Friday, March 4, 2005

Move $100 million worth of dirt for an airport?

Friedman officials shrug off idea


By PAT MURPHY
Express Staff Writer

Longtime Wood River Valley recreational outfitter Jim Super has had a brainstorm for a new airport site in the Timmerman Hills west of state Highway 75 and south of U.S. Highway 20, about 15 miles south of Hailey.

"Think outside the box," he implored the Friedman Memorial Airport citizens site selection committee on several occasions as he floated his idea. The committee is searching for a possible site to replace the aging, but heavily used, Hailey airport.

To overcome the hilly terrain surrounding Timmerman Junction that would be obstacles to landing aircraft, Super suggested chopping off the tops of surrounding hills and moving the dirt to fill a U-shaped bowl to create a flat surface and—presto!—an airport site is born.

Super's pleas were so persuasive that Sun Valley Resort general manager Wally Huffman said at the Feb. 22 meeting: "I'd be all for looking at it."

Huffman and Super also are on the board of directors for the Sun Valley/Ketchum Chamber and Visitors Bureau.
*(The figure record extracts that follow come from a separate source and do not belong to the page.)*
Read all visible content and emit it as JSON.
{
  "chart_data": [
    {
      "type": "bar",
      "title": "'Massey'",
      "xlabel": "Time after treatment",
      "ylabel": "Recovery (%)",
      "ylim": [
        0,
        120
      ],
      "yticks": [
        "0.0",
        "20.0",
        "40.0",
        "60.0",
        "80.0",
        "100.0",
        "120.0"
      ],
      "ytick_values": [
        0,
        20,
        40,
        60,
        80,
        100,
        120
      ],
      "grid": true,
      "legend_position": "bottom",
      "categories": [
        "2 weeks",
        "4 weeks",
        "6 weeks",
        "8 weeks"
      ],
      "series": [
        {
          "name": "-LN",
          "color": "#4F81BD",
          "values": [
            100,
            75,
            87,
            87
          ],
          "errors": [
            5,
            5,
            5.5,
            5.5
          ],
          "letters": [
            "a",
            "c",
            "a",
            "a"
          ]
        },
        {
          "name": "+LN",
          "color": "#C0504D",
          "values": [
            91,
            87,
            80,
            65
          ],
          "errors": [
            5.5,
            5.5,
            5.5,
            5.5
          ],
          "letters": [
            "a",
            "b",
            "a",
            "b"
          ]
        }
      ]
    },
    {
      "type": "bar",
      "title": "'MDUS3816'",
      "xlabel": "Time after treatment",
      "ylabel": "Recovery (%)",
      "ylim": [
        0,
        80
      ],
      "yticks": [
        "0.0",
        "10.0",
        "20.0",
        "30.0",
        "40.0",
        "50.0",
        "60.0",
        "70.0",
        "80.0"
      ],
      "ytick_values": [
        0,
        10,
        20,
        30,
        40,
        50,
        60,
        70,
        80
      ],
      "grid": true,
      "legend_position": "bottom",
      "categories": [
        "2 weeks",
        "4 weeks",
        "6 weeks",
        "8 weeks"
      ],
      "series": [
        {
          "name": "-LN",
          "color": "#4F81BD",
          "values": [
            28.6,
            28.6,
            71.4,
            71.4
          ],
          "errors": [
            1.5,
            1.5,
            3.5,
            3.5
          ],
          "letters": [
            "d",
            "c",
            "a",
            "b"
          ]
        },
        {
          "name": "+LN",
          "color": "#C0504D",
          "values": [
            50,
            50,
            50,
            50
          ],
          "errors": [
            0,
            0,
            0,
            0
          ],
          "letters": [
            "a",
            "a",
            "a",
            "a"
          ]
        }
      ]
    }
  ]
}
When airport authority officials and their consulting engineers tried to dissuade Super's persistence, he persisted, demanding the site be studied,

Study it they did, and Tuesday night, Toothman-Ortman consulting engineer Chuck Sundby reported to the airport authority.

Super's proposal, Sundby reported, is so out of the box it can't be afforded.

Without even calculating the costs of blasting off the tops of surrounding obstructions, Sundby said to create an airport runway, the floor of the U-shaped bowl at the site suggested by Super would need to be raised 200 feet over an area of 450 to 500 acres.

The fill would measure approximately 100 million cubic yards. At current costs, moving fill into the bowl would cost between $100 million and $150 million—and then would come the cost of an airport, Sundby said.

He added the site still wouldn't be large enough for the 1,200-acre airport envisioned at a new site, nor would it meet requirements for 10 miles of unobstructed land for aircraft approaches at both ends of a single runway.

Super's proposal and the airport authority's interest in pursuing the "out of the box" idea further seemed to die at that moment.

Super, who had been listening to the engineering costs, left the meeting without pressing his idea again.